Als R+V-Mitarbeiterin der Abteilung Marketingplanung , war ich eng in die Entwicklung der neuen Markenpositionierung involviert. Für unser Blog wurde ich nun gefragt, ob ich Lust hätte, zu erläutern, was für mich persönlich R+V-typisch ist.
Diese Frage brachte mich wirklich zum Nachdenken. Ich bin schon seit 29 Jahren Mitarbeiterin dieses Unternehmens und obwohl es auch das ein oder andere attraktive Abwerbeangebot gab, blieb ich gerne hier.

Warum eigentlich? In erster Linie, weil es mir Spaß macht, mit Kolleginnen und Kollegen zu arbeiten, die mit Feuereifer bei der Sache sind.
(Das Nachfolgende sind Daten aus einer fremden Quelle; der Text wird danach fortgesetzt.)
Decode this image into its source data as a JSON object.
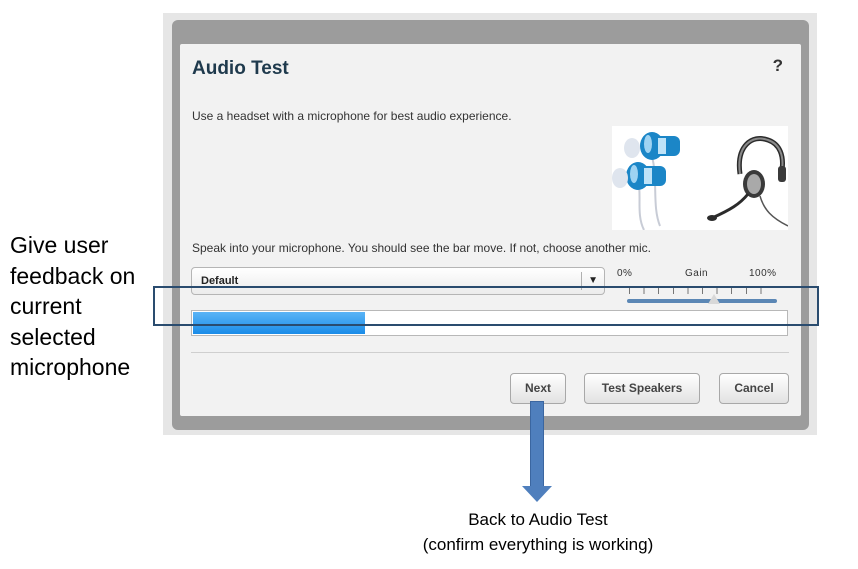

Und solche habe ich im Laufe der Jahre wirklich etliche kennengelernt: Ob Mathematiker, Computerspezialisten, Juristen, Tierärzte, Produktentwickler oder Kundenberater: “sich engagieren” ist hier nicht Sache eines bestimmten Berufes oder einer Abteilung, sondern eine oft erlebte Stärke der Menschen bei uns.

Natürlich kann es manchmal auch herausfordernd sein, vor allem wenn die übrigen Beteiligten anderer Meinung sind als ich. Denn dann geht das leidenschaftliche Ringen los, bis eine gemeinschaftliche Lösung gefunden ist – was bisweilen anstrengen kann, im Endeffekt aber meist zu besseren Ergebnissen führt. Was mir bei all dem aber besonders gefällt: es menschelt.

Sowohl in fachlichen Debatten als auch in anderer Hinsicht. Ich habe es selbst und bei anderen erlebt:  Bei privaten Schicksalsschlägen – die leider vorkommen – unterstützen Kollegen, Vorgesetzte und das Unternehmen als Arbeitgeber so gut es geht. Manchmal auch ganz unkonventionell und immer mit respektvoller und herzlicher Anteilnahme. Hier wird keiner “hängen” gelassen. Das finde ich richtig gut und deshalb bin und bleibe ich gerne hier.